Écrit le samedi 21 avril 2012 par PG Luneau
Connaissez-vous la petite Béatrice, de Philippe Girard?? Non?! Quel dommage! En effet, cette charmante petite blondinette mérite tellement d’être connue… d’autant plus que c’est la vraie fille de l’auteur!!! C’est en effet ce qu’il m’a appris lors du dernier Festival de la BD francophone de Québec, la semaine dernière! J’ai même eu la chance de me la voir présenter! Mais peut-être avez-vous déjà croisé sa bouille parfaitement ronde et les deux lulus en triangle qui lui pendent derrière les oreilles (je parle ici de la Béatrice de papier, bien sûr... celle en chair et en os est plus nuancée!)?! Ces strips sont parus quelques temps dans le journal La Presse et dans le prestigieux magazine Spirou, il y a quelques années! Eh bien sachez que le fait qu’ils soient regroupés ici, en couleurs, dans un album à couverture cartonnée, décuple véritablement notre plaisir de la retrouver! On est bien loin, sur le plan matériel, de la toute petite compilation que la Mécanique générale avait éditée en 2006, sous couverture souple!

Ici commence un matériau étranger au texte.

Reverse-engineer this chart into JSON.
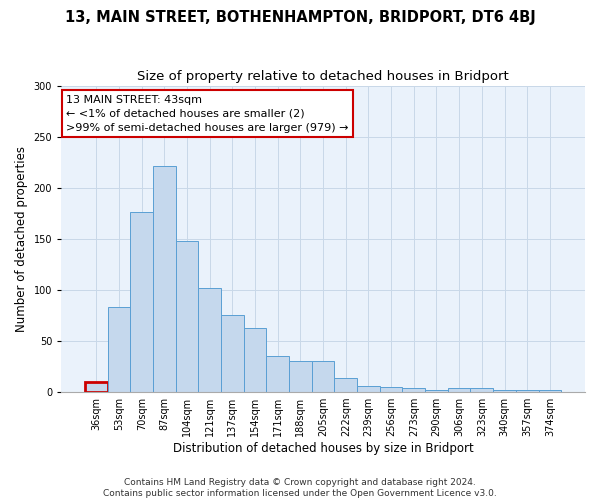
{
  "title": "13, MAIN STREET, BOTHENHAMPTON, BRIDPORT, DT6 4BJ",
  "subtitle": "Size of property relative to detached houses in Bridport",
  "xlabel": "Distribution of detached houses by size in Bridport",
  "ylabel": "Number of detached properties",
  "categories": [
    "36sqm",
    "53sqm",
    "70sqm",
    "87sqm",
    "104sqm",
    "121sqm",
    "137sqm",
    "154sqm",
    "171sqm",
    "188sqm",
    "205sqm",
    "222sqm",
    "239sqm",
    "256sqm",
    "273sqm",
    "290sqm",
    "306sqm",
    "323sqm",
    "340sqm",
    "357sqm",
    "374sqm"
  ],
  "values": [
    10,
    83,
    176,
    221,
    148,
    102,
    75,
    63,
    35,
    30,
    30,
    14,
    6,
    5,
    4,
    2,
    4,
    4,
    2,
    2,
    2
  ],
  "bar_color": "#c5d8ed",
  "bar_edge_color": "#5a9fd4",
  "highlight_index": 0,
  "highlight_color": "#cc0000",
  "annotation_box_text": "13 MAIN STREET: 43sqm\n← <1% of detached houses are smaller (2)\n>99% of semi-detached houses are larger (979) →",
  "ylim": [
    0,
    300
  ],
  "yticks": [
    0,
    50,
    100,
    150,
    200,
    250,
    300
  ],
  "grid_color": "#c8d8e8",
  "background_color": "#eaf2fb",
  "footer_line1": "Contains HM Land Registry data © Crown copyright and database right 2024.",
  "footer_line2": "Contains public sector information licensed under the Open Government Licence v3.0.",
  "title_fontsize": 10.5,
  "subtitle_fontsize": 9.5,
  "axis_label_fontsize": 8.5,
  "tick_fontsize": 7,
  "annotation_fontsize": 8,
  "footer_fontsize": 6.5
}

Là où Nathalie ou Yotsuba se démarquent par l’énergie tourbillonnante qu’elles laissent derrière elles, Béatrice se veut tout aussi coquine, mais par la seule force de son regard sur le monde, de sa verve pointue et de sa pertinente impertinence! En effet, par moment, Béatrice a des airs de philosophe humoristique en culotte courte, un peu à la manière de Mafalda (avec qui elle partage son aversion pour la soupe!!) ou de Pico Bogue. Des exemples? Seule cette sympathique héroïne, aux allures de Bobinette, peut s’interroger sur le gros Big Mac qui a engendré l’univers ou sur l’importance de gagner le grelot à la loterie!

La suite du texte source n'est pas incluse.